И тогда от него словно сочится влажное пламя, окружая его белые запыленные кроссовки и джинсы и соломенную шевелюру, и от этого его словно и видно, что он там лежит и дергается, а словно бы и не видно. Т. е. если вглядывается человек с любовью, то, конечно, увидит. Или еще увидит тот, кто так же, как и Лева, любит и понимает Элвиса Пресли, а все другие видят словно марево, которое от марева их собственных мыслей никак не отличается, и поэтому принимают Леву за еще одну свою мысль. А поскольку мыслей и так много, то одну из них, не самую главную, они, в общем-то, и не замечают.

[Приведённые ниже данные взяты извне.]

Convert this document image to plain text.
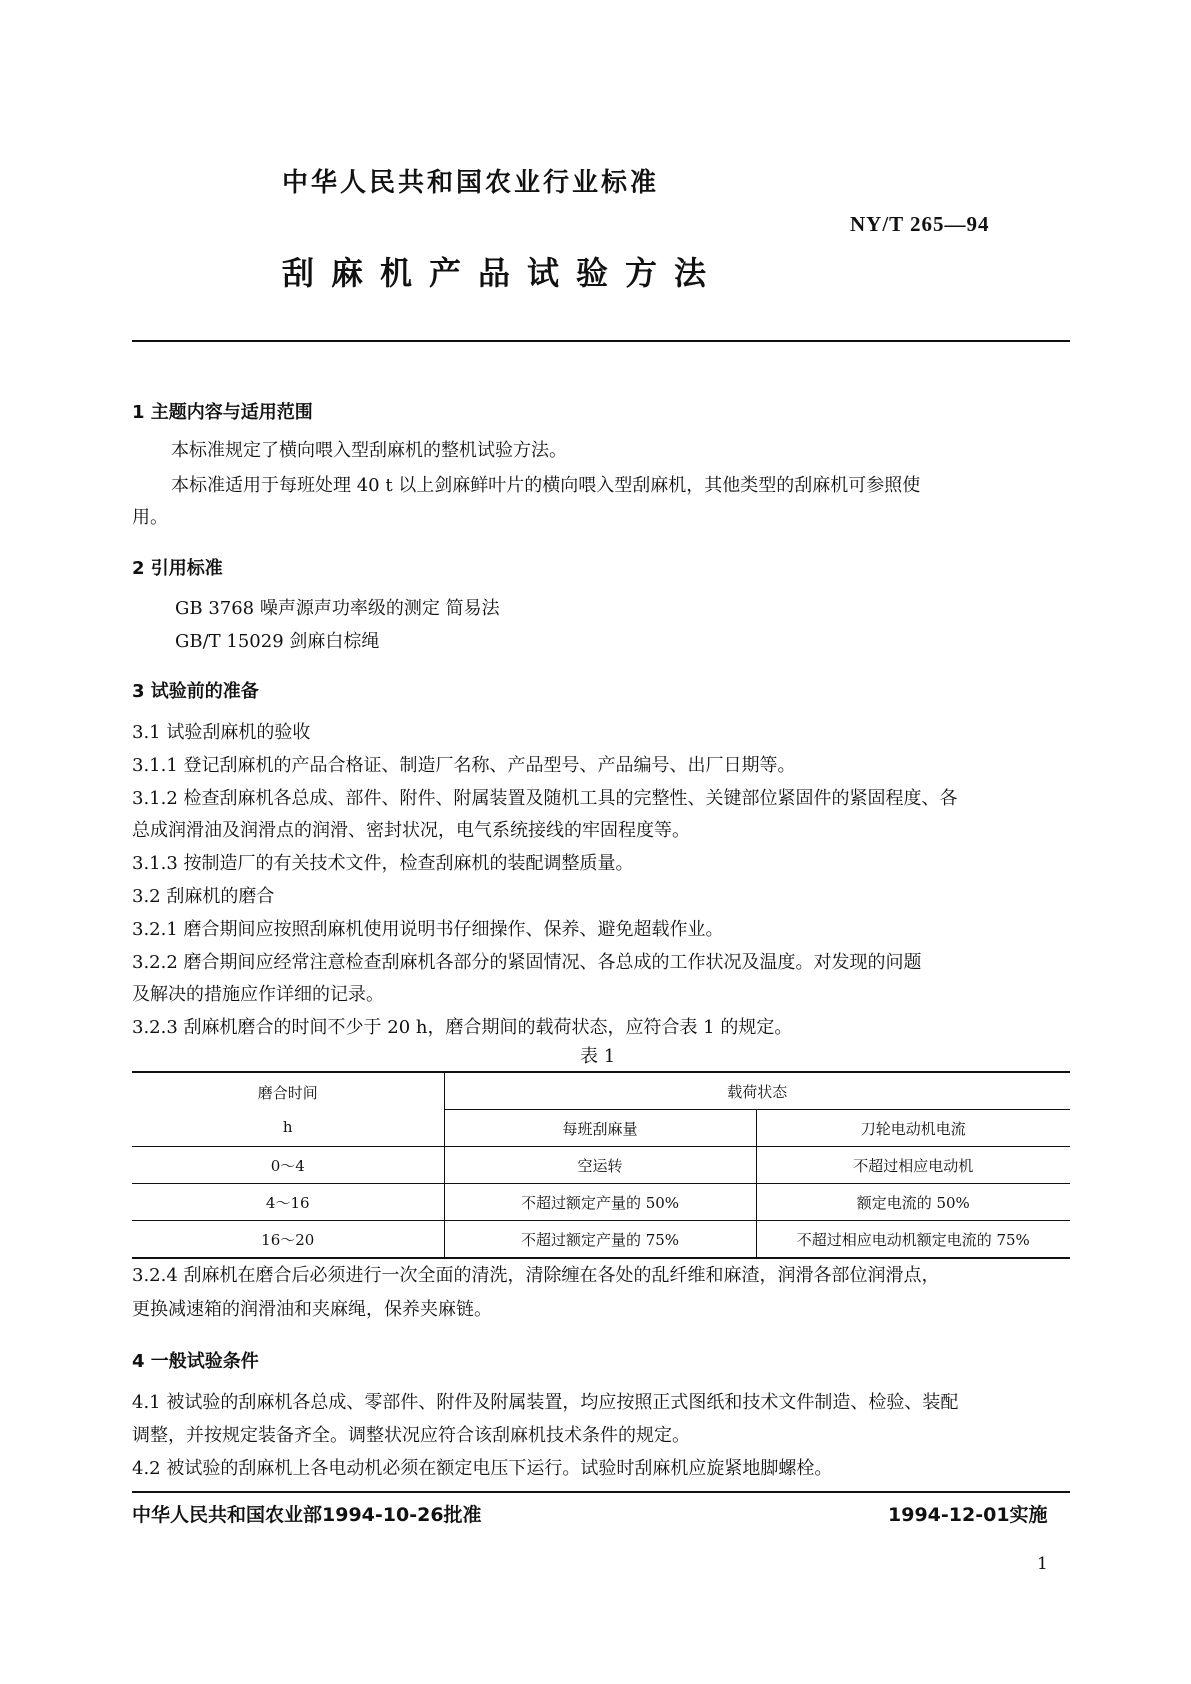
中华人民共和国农业行业标准
NY/T 265—94
刮麻机产品试验方法
1 主题内容与适用范围
本标准规定了横向喂入型刮麻机的整机试验方法。
本标准适用于每班处理 40 t 以上剑麻鲜叶片的横向喂入型刮麻机，其他类型的刮麻机可参照使
用。
2 引用标准
GB 3768 噪声源声功率级的测定 简易法
GB/T 15029 剑麻白棕绳
3 试验前的准备
3.1 试验刮麻机的验收
3.1.1 登记刮麻机的产品合格证、制造厂名称、产品型号、产品编号、出厂日期等。
3.1.2 检查刮麻机各总成、部件、附件、附属装置及随机工具的完整性、关键部位紧固件的紧固程度、各
总成润滑油及润滑点的润滑、密封状况，电气系统接线的牢固程度等。
3.1.3 按制造厂的有关技术文件，检查刮麻机的装配调整质量。
3.2 刮麻机的磨合
3.2.1 磨合期间应按照刮麻机使用说明书仔细操作、保养、避免超载作业。
3.2.2 磨合期间应经常注意检查刮麻机各部分的紧固情况、各总成的工作状况及温度。对发现的问题
及解决的措施应作详细的记录。
3.2.3 刮麻机磨合的时间不少于 20 h，磨合期间的载荷状态，应符合表 1 的规定。
表 1
磨合时间
h	载荷状态	
	每班刮麻量	刀轮电动机电流
0～4	空运转	不超过相应电动机
4～16	不超过额定产量的 50%	额定电流的 50%
16～20	不超过额定产量的 75%	不超过相应电动机额定电流的 75%
3.2.4 刮麻机在磨合后必须进行一次全面的清洗，清除缠在各处的乱纤维和麻渣，润滑各部位润滑点，
更换减速箱的润滑油和夹麻绳，保养夹麻链。
4 一般试验条件
4.1 被试验的刮麻机各总成、零部件、附件及附属装置，均应按照正式图纸和技术文件制造、检验、装配
调整，并按规定装备齐全。调整状况应符合该刮麻机技术条件的规定。
4.2 被试验的刮麻机上各电动机必须在额定电压下运行。试验时刮麻机应旋紧地脚螺栓。
中华人民共和国农业部1994-10-26批准	1994-12-01实施
1
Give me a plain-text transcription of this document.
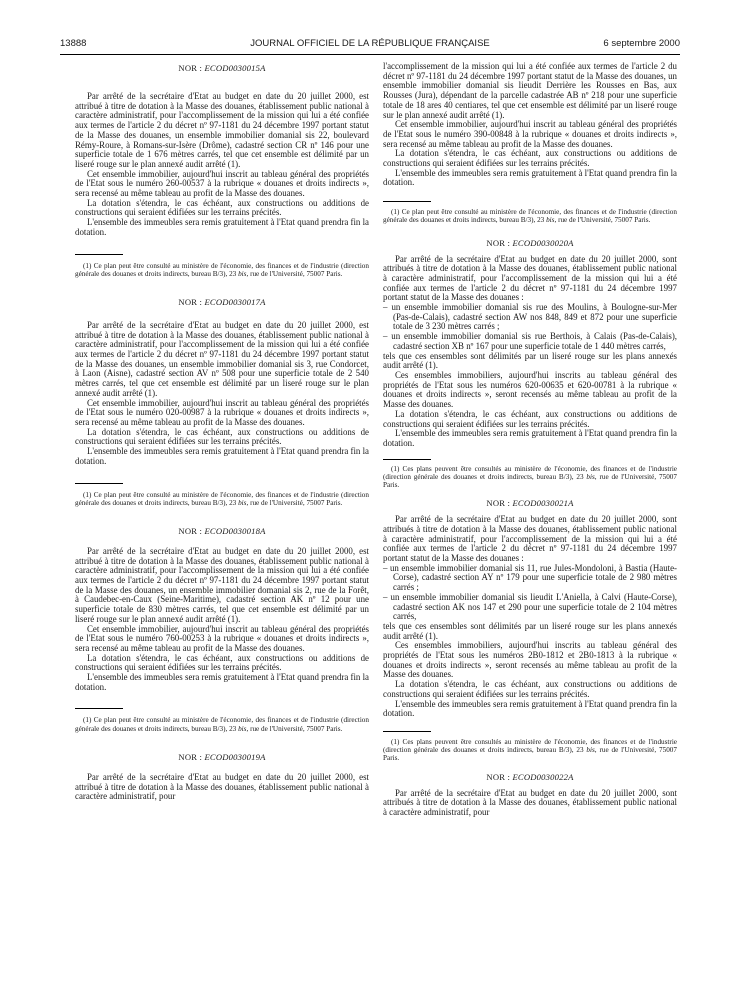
13888	JOURNAL OFFICIEL DE LA RÉPUBLIQUE FRANÇAISE	6 septembre 2000

NOR : ECOD0030015A

Par arrêté de la secrétaire d'Etat au budget en date du 20 juillet 2000, est attribué à titre de dotation à la Masse des douanes, établissement public national à caractère administratif, pour l'accomplissement de la mission qui lui a été confiée aux termes de l'article 2 du décret nº 97-1181 du 24 décembre 1997 portant statut de la Masse des douanes, un ensemble immobilier domanial sis 22, boulevard Rémy-Roure, à Romans-sur-Isère (Drôme), cadastré section CR nº 146 pour une superficie totale de 1 676 mètres carrés, tel que cet ensemble est délimité par un liseré rouge sur le plan annexé audit arrêté (1).

Cet ensemble immobilier, aujourd'hui inscrit au tableau général des propriétés de l'Etat sous le numéro 260-00537 à la rubrique « douanes et droits indirects », sera recensé au même tableau au profit de la Masse des douanes.

La dotation s'étendra, le cas échéant, aux constructions ou additions de constructions qui seraient édifiées sur les terrains précités.

L'ensemble des immeubles sera remis gratuitement à l'Etat quand prendra fin la dotation.

(1) Ce plan peut être consulté au ministère de l'économie, des finances et de l'industrie (direction générale des douanes et droits indirects, bureau B/3), 23 bis, rue de l'Université, 75007 Paris.

NOR : ECOD0030017A

Par arrêté de la secrétaire d'Etat au budget en date du 20 juillet 2000, est attribué à titre de dotation à la Masse des douanes, établissement public national à caractère administratif, pour l'accomplissement de la mission qui lui a été confiée aux termes de l'article 2 du décret nº 97-1181 du 24 décembre 1997 portant statut de la Masse des douanes, un ensemble immobilier domanial sis 3, rue Condorcet, à Laon (Aisne), cadastré section AV nº 508 pour une superficie totale de 2 540 mètres carrés, tel que cet ensemble est délimité par un liseré rouge sur le plan annexé audit arrêté (1).

Cet ensemble immobilier, aujourd'hui inscrit au tableau général des propriétés de l'Etat sous le numéro 020-00987 à la rubrique « douanes et droits indirects », sera recensé au même tableau au profit de la Masse des douanes.

La dotation s'étendra, le cas échéant, aux constructions ou additions de constructions qui seraient édifiées sur les terrains précités.

L'ensemble des immeubles sera remis gratuitement à l'Etat quand prendra fin la dotation.

(1) Ce plan peut être consulté au ministère de l'économie, des finances et de l'industrie (direction générale des douanes et droits indirects, bureau B/3), 23 bis, rue de l'Université, 75007 Paris.

NOR : ECOD0030018A

Par arrêté de la secrétaire d'Etat au budget en date du 20 juillet 2000, est attribué à titre de dotation à la Masse des douanes, établissement public national à caractère administratif, pour l'accomplissement de la mission qui lui a été confiée aux termes de l'article 2 du décret nº 97-1181 du 24 décembre 1997 portant statut de la Masse des douanes, un ensemble immobilier domanial sis 2, rue de la Forêt, à Caudebec-en-Caux (Seine-Maritime), cadastré section AK nº 12 pour une superficie totale de 830 mètres carrés, tel que cet ensemble est délimité par un liseré rouge sur le plan annexé audit arrêté (1).

Cet ensemble immobilier, aujourd'hui inscrit au tableau général des propriétés de l'Etat sous le numéro 760-00253 à la rubrique « douanes et droits indirects », sera recensé au même tableau au profit de la Masse des douanes.

La dotation s'étendra, le cas échéant, aux constructions ou additions de constructions qui seraient édifiées sur les terrains précités.

L'ensemble des immeubles sera remis gratuitement à l'Etat quand prendra fin la dotation.

(1) Ce plan peut être consulté au ministère de l'économie, des finances et de l'industrie (direction générale des douanes et droits indirects, bureau B/3), 23 bis, rue de l'Université, 75007 Paris.

NOR : ECOD0030019A

Par arrêté de la secrétaire d'Etat au budget en date du 20 juillet 2000, est attribué à titre de dotation à la Masse des douanes, établissement public national à caractère administratif, pour

l'accomplissement de la mission qui lui a été confiée aux termes de l'article 2 du décret nº 97-1181 du 24 décembre 1997 portant statut de la Masse des douanes, un ensemble immobilier domanial sis lieudit Derrière les Rousses en Bas, aux Rousses (Jura), dépendant de la parcelle cadastrée AB nº 218 pour une superficie totale de 18 ares 40 centiares, tel que cet ensemble est délimité par un liseré rouge sur le plan annexé audit arrêté (1).

Cet ensemble immobilier, aujourd'hui inscrit au tableau général des propriétés de l'Etat sous le numéro 390-00848 à la rubrique « douanes et droits indirects », sera recensé au même tableau au profit de la Masse des douanes.

La dotation s'étendra, le cas échéant, aux constructions ou additions de constructions qui seraient édifiées sur les terrains précités.

L'ensemble des immeubles sera remis gratuitement à l'Etat quand prendra fin la dotation.

(1) Ce plan peut être consulté au ministère de l'économie, des finances et de l'industrie (direction générale des douanes et droits indirects, bureau B/3), 23 bis, rue de l'Université, 75007 Paris.

NOR : ECOD0030020A

Par arrêté de la secrétaire d'Etat au budget en date du 20 juillet 2000, sont attribués à titre de dotation à la Masse des douanes, établissement public national à caractère administratif, pour l'accomplissement de la mission qui lui a été confiée aux termes de l'article 2 du décret nº 97-1181 du 24 décembre 1997 portant statut de la Masse des douanes :

– un ensemble immobilier domanial sis rue des Moulins, à Boulogne-sur-Mer (Pas-de-Calais), cadastré section AW nos 848, 849 et 872 pour une superficie totale de 3 230 mètres carrés ;
– un ensemble immobilier domanial sis rue Berthois, à Calais (Pas-de-Calais), cadastré section XB nº 167 pour une superficie totale de 1 440 mètres carrés,

tels que ces ensembles sont délimités par un liseré rouge sur les plans annexés audit arrêté (1).

Ces ensembles immobiliers, aujourd'hui inscrits au tableau général des propriétés de l'Etat sous les numéros 620-00635 et 620-00781 à la rubrique « douanes et droits indirects », seront recensés au même tableau au profit de la Masse des douanes.

La dotation s'étendra, le cas échéant, aux constructions ou additions de constructions qui seraient édifiées sur les terrains précités.

L'ensemble des immeubles sera remis gratuitement à l'Etat quand prendra fin la dotation.

(1) Ces plans peuvent être consultés au ministère de l'économie, des finances et de l'industrie (direction générale des douanes et droits indirects, bureau B/3), 23 bis, rue de l'Université, 75007 Paris.

NOR : ECOD0030021A

Par arrêté de la secrétaire d'Etat au budget en date du 20 juillet 2000, sont attribués à titre de dotation à la Masse des douanes, établissement public national à caractère administratif, pour l'accomplissement de la mission qui lui a été confiée aux termes de l'article 2 du décret nº 97-1181 du 24 décembre 1997 portant statut de la Masse des douanes :

– un ensemble immobilier domanial sis 11, rue Jules-Mondoloni, à Bastia (Haute-Corse), cadastré section AY nº 179 pour une superficie totale de 2 980 mètres carrés ;
– un ensemble immobilier domanial sis lieudit L'Aniella, à Calvi (Haute-Corse), cadastré section AK nos 147 et 290 pour une superficie totale de 2 104 mètres carrés,

tels que ces ensembles sont délimités par un liseré rouge sur les plans annexés audit arrêté (1).

Ces ensembles immobiliers, aujourd'hui inscrits au tableau général des propriétés de l'Etat sous les numéros 2B0-1812 et 2B0-1813 à la rubrique « douanes et droits indirects », seront recensés au même tableau au profit de la Masse des douanes.

La dotation s'étendra, le cas échéant, aux constructions ou additions de constructions qui seraient édifiées sur les terrains précités.

L'ensemble des immeubles sera remis gratuitement à l'Etat quand prendra fin la dotation.

(1) Ces plans peuvent être consultés au ministère de l'économie, des finances et de l'industrie (direction générale des douanes et droits indirects, bureau B/3), 23 bis, rue de l'Université, 75007 Paris.

NOR : ECOD0030022A

Par arrêté de la secrétaire d'Etat au budget en date du 20 juillet 2000, sont attribués à titre de dotation à la Masse des douanes, établissement public national à caractère administratif, pour
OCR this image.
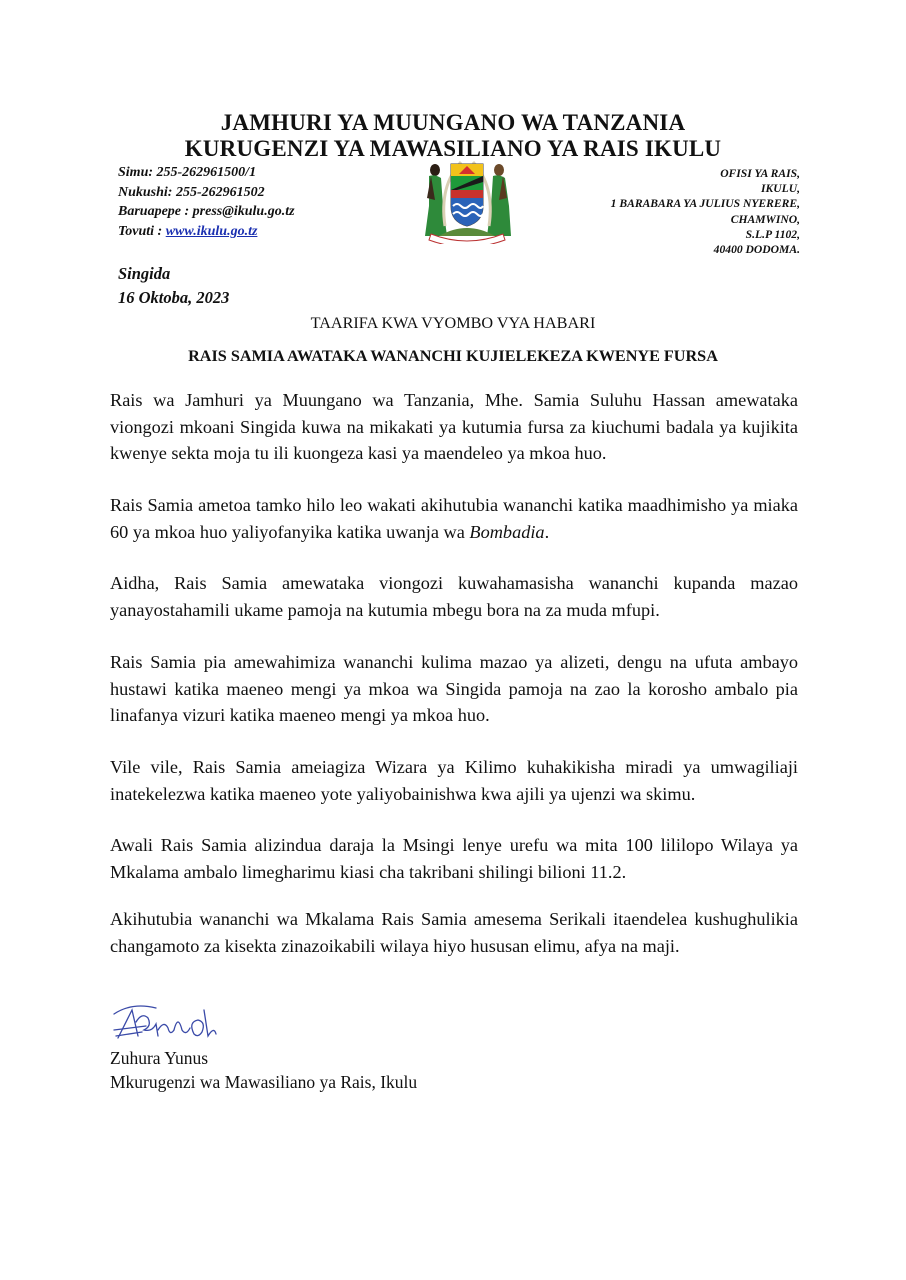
JAMHURI YA MUUNGANO WA TANZANIA
KURUGENZI YA MAWASILIANO YA RAIS IKULU
Simu: 255-262961500/1
Nukushi: 255-262961502
Baruapepe : press@ikulu.go.tz
Tovuti : www.ikulu.go.tz
OFISI YA RAIS,
IKULU,
1 BARABARA YA JULIUS NYERERE,
CHAMWINO,
S.L.P 1102,
40400 DODOMA.
Singida
16 Oktoba, 2023
TAARIFA KWA VYOMBO VYA HABARI
RAIS SAMIA AWATAKA WANANCHI KUJIELEKEZA KWENYE FURSA

Rais wa Jamhuri ya Muungano wa Tanzania, Mhe. Samia Suluhu Hassan amewataka viongozi mkoani Singida kuwa na mikakati ya kutumia fursa za kiuchumi badala ya kujikita kwenye sekta moja tu ili kuongeza kasi ya maendeleo ya mkoa huo.

Rais Samia ametoa tamko hilo leo wakati akihutubia wananchi katika maadhimisho ya miaka 60 ya mkoa huo yaliyofanyika katika uwanja wa Bombadia.

Aidha, Rais Samia amewataka viongozi kuwahamasisha wananchi kupanda mazao yanayostahamili ukame pamoja na kutumia mbegu bora na za muda mfupi.

Rais Samia pia amewahimiza wananchi kulima mazao ya alizeti, dengu na ufuta ambayo hustawi katika maeneo mengi ya mkoa wa Singida pamoja na zao la korosho ambalo pia linafanya vizuri katika maeneo mengi ya mkoa huo.

Vile vile, Rais Samia ameiagiza Wizara ya Kilimo kuhakikisha miradi ya umwagiliaji inatekelezwa katika maeneo yote yaliyobainishwa kwa ajili ya ujenzi wa skimu.

Awali Rais Samia alizindua daraja la Msingi lenye urefu wa mita 100 lililopo Wilaya ya Mkalama ambalo limegharimu kiasi cha takribani shilingi bilioni 11.2.

Akihutubia wananchi wa Mkalama Rais Samia amesema Serikali itaendelea kushughulikia changamoto za kisekta zinazoikabili wilaya hiyo hususan elimu, afya na maji.

Zuhura Yunus
Mkurugenzi wa Mawasiliano ya Rais, Ikulu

И поэтому Эрик долго бы еще бился и корячился, источая синее прозрачное пламя, а может быть, и совсем сошел бы с ума, но тут, завизжав дверьми, притормозил автобус, и из него вышли Савва и Медея.

– Смотри, – сказал Савва, – Лева на земле бьется.

– Где? – сказала Медея, потому что она не знала Элвиса, и, хоть и была недавно растоплена пламенем любви, но ее любовь отличалась от Левиной, и поэтому она приняла его за свою мысль.

Савва подбежал к Леве и склонился над ним, над пыльной его шевелюрой и продранной на щебне китайской курткой, и тогда Лева его увидел и обнял за шею. Лицо его все еще заходилось от виденья запредельного и от чувств, которые словам не поддавались, и губы были синие, а глаза белые, но все же он узнал Савву и стал говорить.

– «Тюремный рок», – сказал Лева, – ты помнишь «Тюремный рок», Савва?

– Смеешься! – воскликнул Савва, – смеешься! Помнишь, как он на стол запрыгнул и там поет и танцует почем зря, помнишь?

– Зря он связался с Полковником, – сказал Лева. – Другой человек ему был нужен.

– Ясно, зря, – сказал Савва. – Ему надо было раньше на Присцилле жениться.

– Не, – сказал, Лева, выплюнув кусок земли, – раньше нельзя – она несовершеннолетняя тогда была. Только ты знаешь, как я слышу «Тюремный рок» у себя в памяти, так что-то со мной делается, и я становлюсь как ангел или трава. Мне тогда хочется всего так сильно, что я просто не выдерживаю, понимаешь.

– Понимаю, – сказал Савва, – ты давай вставай.

– Зачем? – спросил Лева.

– Собрание Клуба, забыл, что ли?

– Я помнил, а как упал, забыл.

– А я вот девушку привел, она тоже в Клуб хочет. Ну-ка, держись за мою шею крепче.

Он поднял Леву с земли и стал отряхивать ему джинсы от пыли.

– Это бывает с тобой так, что ничего не можешь, потому что все уже есть? – спросил Лева, снова опираясь на дрожащие ноги в белых кроссовках.

– Бывает. Но я все забываю, как только случится.

– А я помню, – сказал Лева.

– А скажи, Савва, – продолжил он, ковыляя и волоча ноги в пыльных джинсах и обняв Савву за шею, – зачем тогда жить, если ни черта не помнить? Ты же ни черта не помнишь, Савва.

– Не знаю, – ответил Савва, – не знаю, зачем.

Их обогнал грузовик с крутящейся цистерной, оставляя на шоссе шлепки раствора. Один шлепок разлетелся и обдал Савву с головы до ног злой грязью. Савва полез в карман и достал платок.

– Вот сволочь, – сказал он равнодушно, – гад!